Coordenador da pré-campanha afirma que proposta prevê pausa de um ano para reavaliar o modelo; setores econômicos divergem sobre impactos da medida

O senador Flávio Bolsonaro voltou ao centro do debate econômico nacional após sinalizar que pretende suspender temporariamente a reforma tributária caso seja eleito presidente da República em 2026. A informação foi confirmada pelo senador Rogério Marinho, coordenador da campanha do parlamentar do PL.

Segundo Marinho, a proposta seria apresentada por meio de uma PEC (Proposta de Emenda à Constituição) para interromper por um ano a entrada em vigor das mudanças aprovadas pelo Congresso Nacional. O objetivo, de acordo com ele, seria revisar pontos considerados “distorcidos” na nova estrutura tributária brasileira.

A reforma tributária começou a ser implantada em 2026 e prevê a substituição de tributos como PIS, Cofins e IPI por novos impostos sobre consumo, como a CBS e o IBS. O governo federal argumenta que a medida simplifica o sistema e reduz a burocracia para empresas e consumidores.

Durante eventos recentes do PL, Flávio Bolsonaro criticou a criação do chamado “imposto seletivo”, conhecido popularmente como “imposto do pecado”, destinado a produtos considerados prejudiciais à saúde ou ao meio ambiente. O senador também afirmou que a reforma teria aumentado a carga tributária em alguns setores, especialmente o de serviços.
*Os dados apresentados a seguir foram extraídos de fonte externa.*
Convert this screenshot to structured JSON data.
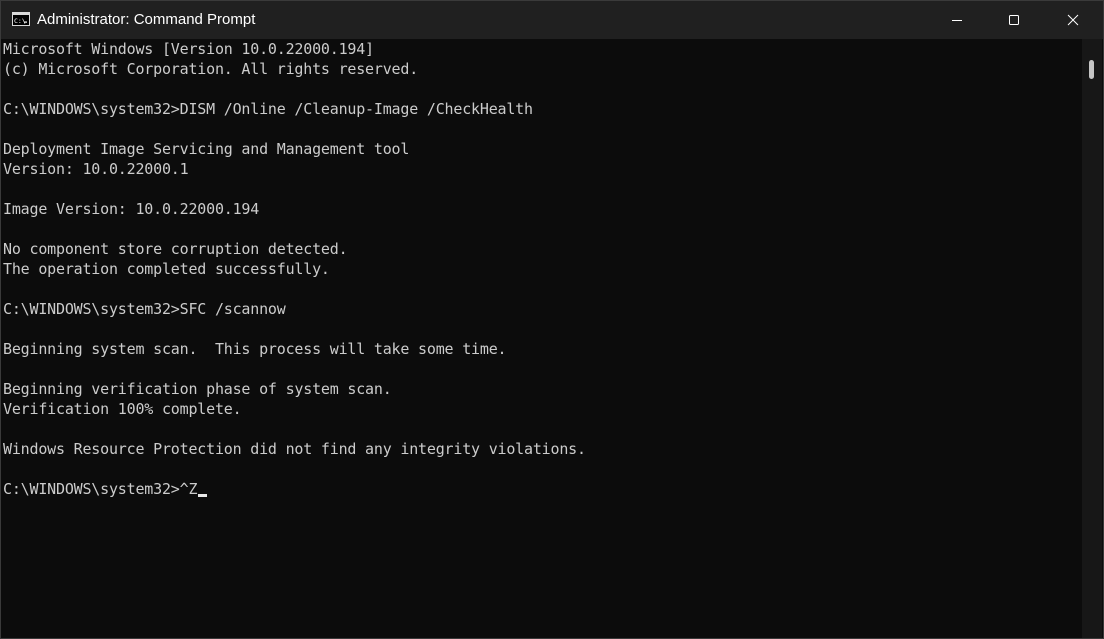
{
  "window": {
    "title": "Administrator: Command Prompt",
    "icon": "cmd-icon",
    "controls": {
      "minimize": "minimize-icon",
      "maximize": "maximize-icon",
      "close": "close-icon"
    }
  },
  "console": {
    "lines": [
      "Microsoft Windows [Version 10.0.22000.194]",
      "(c) Microsoft Corporation. All rights reserved.",
      "",
      "C:\\WINDOWS\\system32>DISM /Online /Cleanup-Image /CheckHealth",
      "",
      "Deployment Image Servicing and Management tool",
      "Version: 10.0.22000.1",
      "",
      "Image Version: 10.0.22000.194",
      "",
      "No component store corruption detected.",
      "The operation completed successfully.",
      "",
      "C:\\WINDOWS\\system32>SFC /scannow",
      "",
      "Beginning system scan.  This process will take some time.",
      "",
      "Beginning verification phase of system scan.",
      "Verification 100% complete.",
      "",
      "Windows Resource Protection did not find any integrity violations.",
      "",
      "C:\\WINDOWS\\system32>^Z"
    ]
  },
  "colors": {
    "titlebar": "#202020",
    "console_bg": "#0c0c0c",
    "console_text": "#cccccc"
  }
}
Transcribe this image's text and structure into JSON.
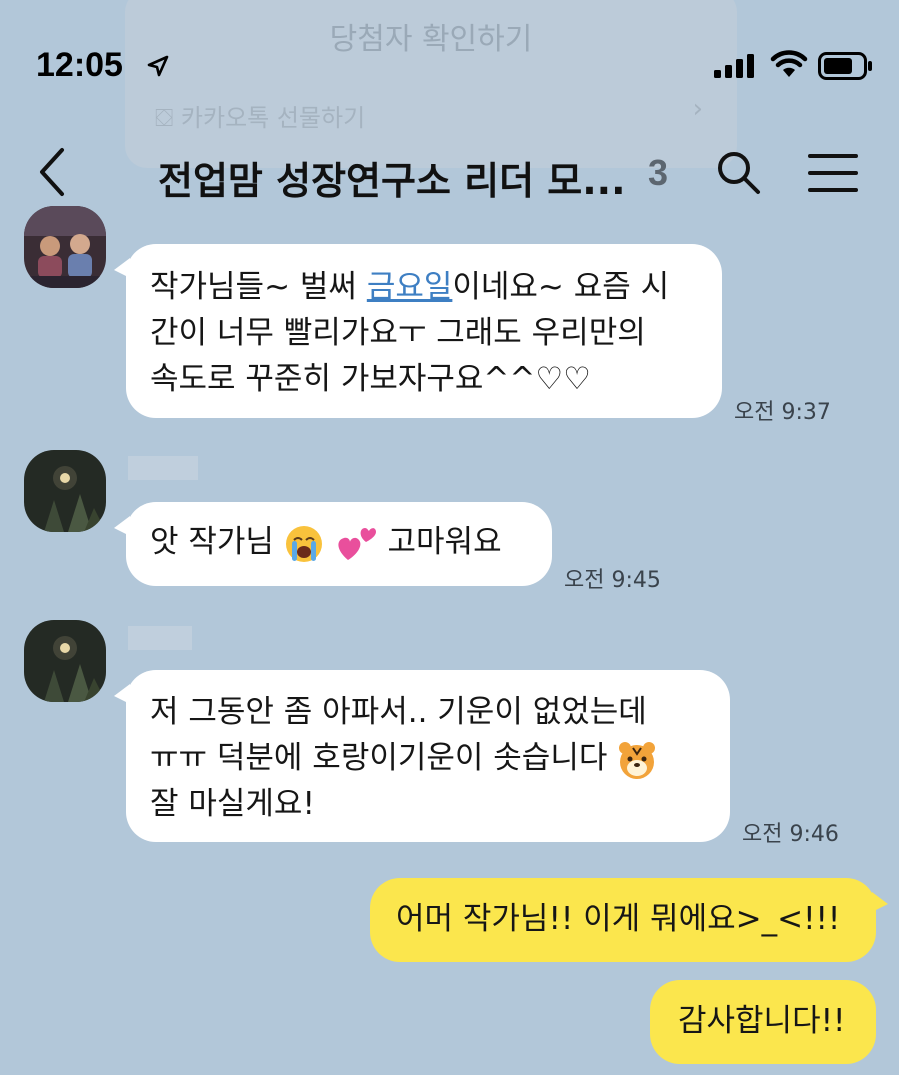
{
  "gift_card": {
    "title": "당첨자 확인하기",
    "link_label": "카카오톡 선물하기"
  },
  "status_bar": {
    "time": "12:05"
  },
  "header": {
    "title": "전업맘 성장연구소 리더 모...",
    "member_count": "3"
  },
  "messages": [
    {
      "sender": "",
      "lines": [
        "작가님들~ 벌써 ",
        "금요일",
        "이네요~ 요즘 시",
        "간이 너무 빨리가요ㅜ 그래도 우리만의",
        "속도로 꾸준히 가보자구요^^♡♡"
      ],
      "time": "오전 9:37"
    },
    {
      "sender": "",
      "lines": [
        "앗 작가님",
        "고마워요"
      ],
      "emoji": [
        "loudly-crying-face",
        "two-hearts"
      ],
      "time": "오전 9:45"
    },
    {
      "sender": "",
      "lines": [
        "저 그동안 좀 아파서.. 기운이 없었는데",
        "ㅠㅠ 덕분에 호랑이기운이 솟습니다",
        "잘 마실게요!"
      ],
      "emoji": [
        "tiger-face"
      ],
      "time": "오전 9:46"
    },
    {
      "mine": true,
      "lines": [
        "어머 작가님!! 이게 뭐에요>_<!!!"
      ]
    },
    {
      "mine": true,
      "lines": [
        "감사합니다!!"
      ]
    }
  ],
  "colors": {
    "background": "#b2c7d9",
    "my_bubble": "#fbe64d",
    "link": "#3e7fc3"
  }
}
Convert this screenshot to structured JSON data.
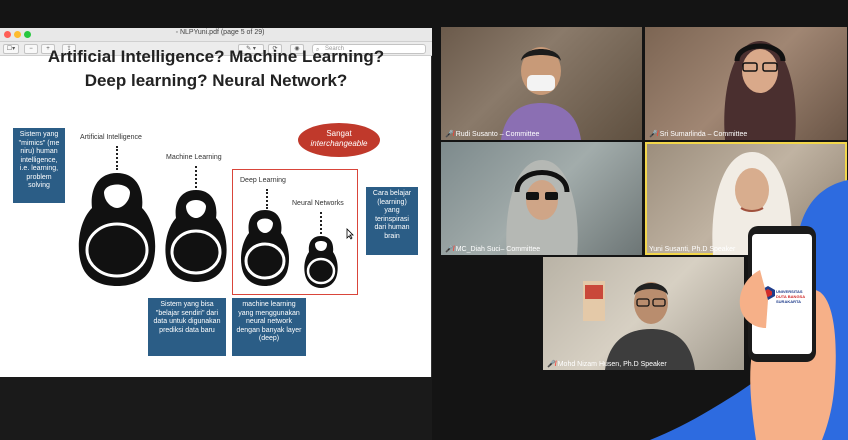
{
  "pdf_viewer": {
    "window_title": "NLPYuni.pdf (page 5 of 29)",
    "search_placeholder": "Search",
    "toolbar": {
      "sidebar_toggle": "☐▾",
      "zoom_out": "−",
      "zoom_in": "+",
      "share": "⇪",
      "markup": "✎ ▾",
      "rotate": "⟳",
      "annotate": "◉"
    }
  },
  "slide": {
    "title_line1": "Artificial Intelligence? Machine Learning?",
    "title_line2": "Deep learning? Neural Network?",
    "labels": {
      "ai": "Artificial Intelligence",
      "ml": "Machine Learning",
      "dl": "Deep Learning",
      "nn": "Neural Networks"
    },
    "bubble_line1": "Sangat",
    "bubble_line2": "interchangeable",
    "callouts": {
      "ai": "Sistem yang \"mimics\" (me niru) human intelligence, i.e. learning, problem solving",
      "ml": "Sistem yang bisa \"belajar sendiri\" dari data untuk digunakan prediksi data baru",
      "dl": "machine learning yang menggunakan neural network dengan banyak layer (deep)",
      "nn": "Cara belajar (learning) yang terinspirasi dari human brain"
    }
  },
  "participants": [
    {
      "name": "Rudi Susanto – Committee",
      "muted": true
    },
    {
      "name": "Sri Sumarlinda – Committee",
      "muted": true
    },
    {
      "name": "MC_Diah Suci– Committee",
      "muted": true
    },
    {
      "name": "Yuni Susanti, Ph.D Speaker",
      "muted": false
    },
    {
      "name": "Mohd Nizam Husen, Ph.D Speaker",
      "muted": true
    }
  ],
  "mute_icon": "🎤̸",
  "phone_logo_text": {
    "line1": "UNIVERSITAS",
    "line2": "DUTA BANGSA",
    "line3": "SURAKARTA"
  },
  "colors": {
    "callout": "#2b5d86",
    "bubble": "#c0392b",
    "active_speaker": "#f2d64b",
    "brand_blue": "#2d6be0"
  }
}
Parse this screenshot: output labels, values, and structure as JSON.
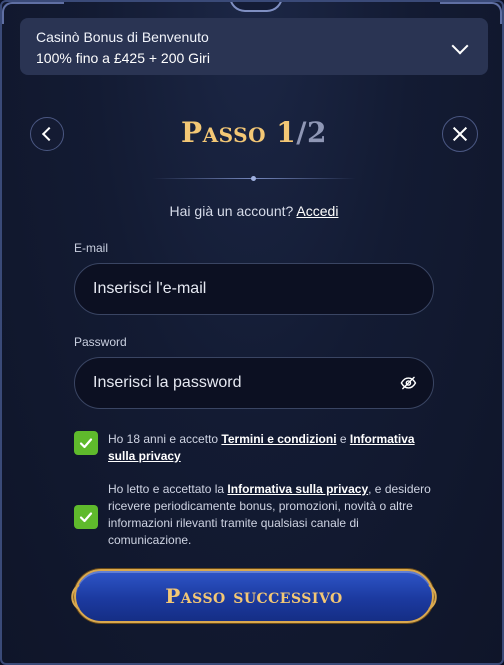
{
  "bonus": {
    "title": "Casinò Bonus di Benvenuto",
    "subtitle": "100% fino a £425 + 200 Giri"
  },
  "step": {
    "title_word": "Passo",
    "current": "1",
    "total": "/2"
  },
  "login": {
    "prompt": "Hai già un account?",
    "link": "Accedi"
  },
  "email": {
    "label": "E-mail",
    "placeholder": "Inserisci l'e-mail",
    "value": ""
  },
  "password": {
    "label": "Password",
    "placeholder": "Inserisci la password",
    "value": ""
  },
  "consent_age": {
    "checked": true,
    "text_before": "Ho 18 anni e accetto ",
    "terms_link": "Termini e condizioni",
    "text_and": " e ",
    "privacy_link": "Informativa sulla privacy"
  },
  "consent_marketing": {
    "checked": true,
    "text_before": "Ho letto e accettato la ",
    "privacy_link": "Informativa sulla privacy",
    "text_after": ", e desidero ricevere periodicamente bonus, promozioni, novità o altre informazioni rilevanti tramite qualsiasi canale di comunicazione."
  },
  "next_button": {
    "label": "Passo successivo"
  },
  "icons": {
    "bonus_toggle": "chevron-down-icon",
    "back": "chevron-left-icon",
    "close": "close-icon",
    "password_visibility": "eye-off-icon",
    "checkbox": "checkmark-icon"
  },
  "colors": {
    "background": "#131b33",
    "accent_gold": "#f3c775",
    "checkbox_green": "#5fba2c",
    "button_blue": "#1c3aa0"
  }
}
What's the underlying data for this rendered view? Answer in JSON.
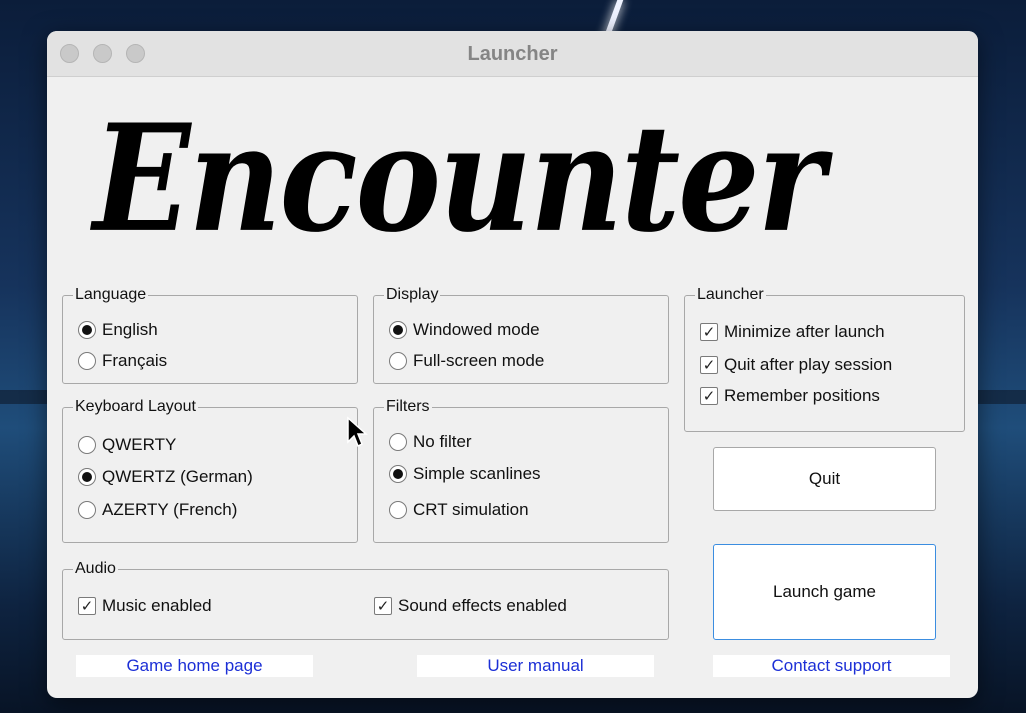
{
  "window": {
    "title": "Launcher"
  },
  "logo": {
    "text": "Encounter"
  },
  "language": {
    "title": "Language",
    "options": [
      {
        "label": "English",
        "selected": true
      },
      {
        "label": "Français",
        "selected": false
      }
    ]
  },
  "display": {
    "title": "Display",
    "options": [
      {
        "label": "Windowed mode",
        "selected": true
      },
      {
        "label": "Full-screen mode",
        "selected": false
      }
    ]
  },
  "launcher": {
    "title": "Launcher",
    "options": [
      {
        "label": "Minimize after launch",
        "checked": true
      },
      {
        "label": "Quit after play session",
        "checked": true
      },
      {
        "label": "Remember positions",
        "checked": true
      }
    ]
  },
  "keyboard": {
    "title": "Keyboard Layout",
    "options": [
      {
        "label": "QWERTY",
        "selected": false
      },
      {
        "label": "QWERTZ (German)",
        "selected": true
      },
      {
        "label": "AZERTY (French)",
        "selected": false
      }
    ]
  },
  "filters": {
    "title": "Filters",
    "options": [
      {
        "label": "No filter",
        "selected": false
      },
      {
        "label": "Simple scanlines",
        "selected": true
      },
      {
        "label": "CRT simulation",
        "selected": false
      }
    ]
  },
  "audio": {
    "title": "Audio",
    "options": [
      {
        "label": "Music enabled",
        "checked": true
      },
      {
        "label": "Sound effects enabled",
        "checked": true
      }
    ]
  },
  "buttons": {
    "quit": "Quit",
    "launch": "Launch game"
  },
  "links": {
    "home": "Game home page",
    "manual": "User manual",
    "support": "Contact support"
  },
  "icons": {
    "check": "✓",
    "traffic_lights": "traffic-light-icons",
    "cursor": "mouse-pointer-icon"
  },
  "colors": {
    "link": "#1c2fd6",
    "focus_border": "#3b8de0"
  }
}
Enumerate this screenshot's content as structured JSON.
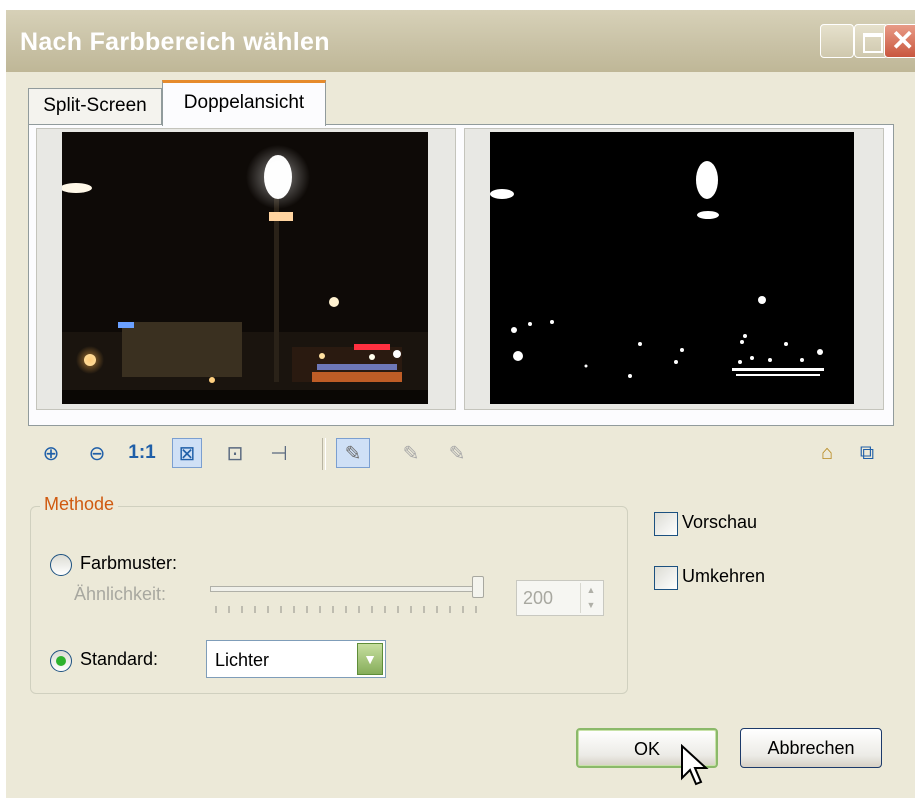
{
  "window": {
    "title": "Nach Farbbereich wählen",
    "title_color": "#ffffff"
  },
  "tabs": [
    {
      "label": "Split-Screen",
      "selected": false
    },
    {
      "label": "Doppelansicht",
      "selected": true
    }
  ],
  "toolbar": {
    "zoom_one_label": "1:1",
    "icons": [
      "zoom-in-icon",
      "zoom-out-icon",
      "actual-size-icon",
      "fit-window-icon",
      "zoom-region-icon",
      "pan-icon",
      "eyedropper-icon",
      "eyedropper-add-icon",
      "eyedropper-subtract-icon",
      "load-icon",
      "preview-window-icon"
    ]
  },
  "method": {
    "legend": "Methode",
    "farbmuster_label": "Farbmuster:",
    "farbmuster_selected": false,
    "similarity_label": "Ähnlichkeit:",
    "similarity_value": "200",
    "similarity_slider_fraction": 0.98,
    "standard_label": "Standard:",
    "standard_selected": true,
    "standard_value": "Lichter"
  },
  "options": {
    "vorschau_label": "Vorschau",
    "vorschau_checked": false,
    "umkehren_label": "Umkehren",
    "umkehren_checked": false
  },
  "buttons": {
    "ok_label": "OK",
    "cancel_label": "Abbrechen"
  },
  "colors": {
    "accent_tab": "#e68b2c",
    "legend": "#d05a10",
    "radio_dot": "#2eb22e"
  }
}
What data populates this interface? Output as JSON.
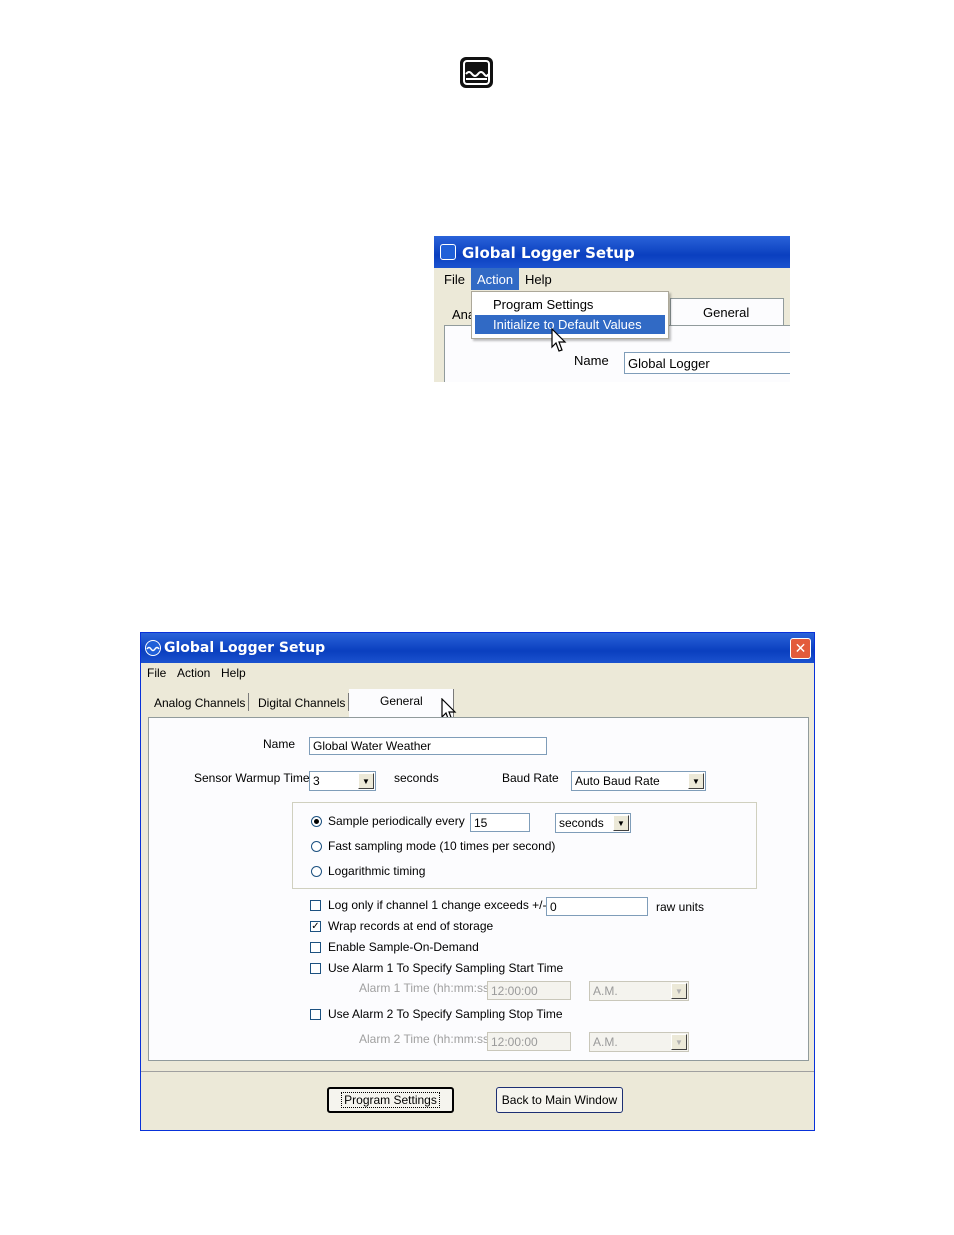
{
  "top_icon": {
    "icon": "water-wave-icon"
  },
  "snippet": {
    "title": "Global Logger Setup",
    "menu": [
      "File",
      "Action",
      "Help"
    ],
    "dropdown_items": [
      "Program Settings",
      "Initialize to Default Values"
    ],
    "tab_partial": "Ana",
    "tab_general": "General",
    "name_label": "Name",
    "name_value": "Global Logger"
  },
  "window": {
    "title": "Global Logger Setup",
    "close_icon": "close-icon",
    "menu": [
      "File",
      "Action",
      "Help"
    ],
    "tabs": [
      "Analog Channels",
      "Digital Channels",
      "General"
    ],
    "name_label": "Name",
    "name_value": "Global Water Weather",
    "warmup_label": "Sensor Warmup Time",
    "warmup_value": "3",
    "warmup_unit": "seconds",
    "baud_label": "Baud Rate",
    "baud_value": "Auto Baud Rate",
    "sampling": {
      "periodic_label": "Sample periodically every",
      "periodic_value": "15",
      "periodic_unit": "seconds",
      "fast_label": "Fast sampling mode (10 times per second)",
      "log_label": "Logarithmic timing"
    },
    "options": {
      "log_change_label": "Log only if channel 1 change exceeds +/-",
      "log_change_value": "0",
      "log_change_unit": "raw units",
      "wrap_label": "Wrap records at end of storage",
      "sod_label": "Enable Sample-On-Demand",
      "alarm1_label": "Use Alarm 1 To Specify Sampling Start Time",
      "alarm1_time_label": "Alarm 1 Time (hh:mm:ss)",
      "alarm1_time_value": "12:00:00",
      "alarm1_ampm": "A.M.",
      "alarm2_label": "Use Alarm 2 To Specify Sampling Stop Time",
      "alarm2_time_label": "Alarm 2 Time (hh:mm:ss)",
      "alarm2_time_value": "12:00:00",
      "alarm2_ampm": "A.M."
    },
    "buttons": {
      "program": "Program Settings",
      "back": "Back to Main Window"
    }
  }
}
A possível suspensão da reforma divide opiniões entre economistas, empresários e lideranças políticas. Parte do setor produtivo avalia que rever pontos da proposta pode evitar aumento de impostos em determinadas áreas da economia. Já especialistas favoráveis ao texto aprovado alertam que uma interrupção no cronograma pode gerar insegurança jurídica e afetar investimentos no país.

Outro ponto que chama atenção é a divergência dentro do próprio campo conservador. O governador de São Paulo, Tarcísio de Freitas, aliado do ex-presidente Jair Bolsonaro, já defendeu anteriormente a necessidade de uma reforma tributária para simplificar o sistema nacional de impostos.

Nos bastidores políticos, analistas avaliam que o discurso de Flávio Bolsonaro busca aproximar setores empresariais insatisfeitos com a nova tributação, ao mesmo tempo em que reforça críticas ao governo do presidente Luiz Inácio Lula da Silva.

A proposta ainda deve enfrentar forte resistência no Congresso Nacional, já que qualquer alteração na reforma tributária depende de amplo apoio político e articulação entre Câmara, Senado e governos estaduais.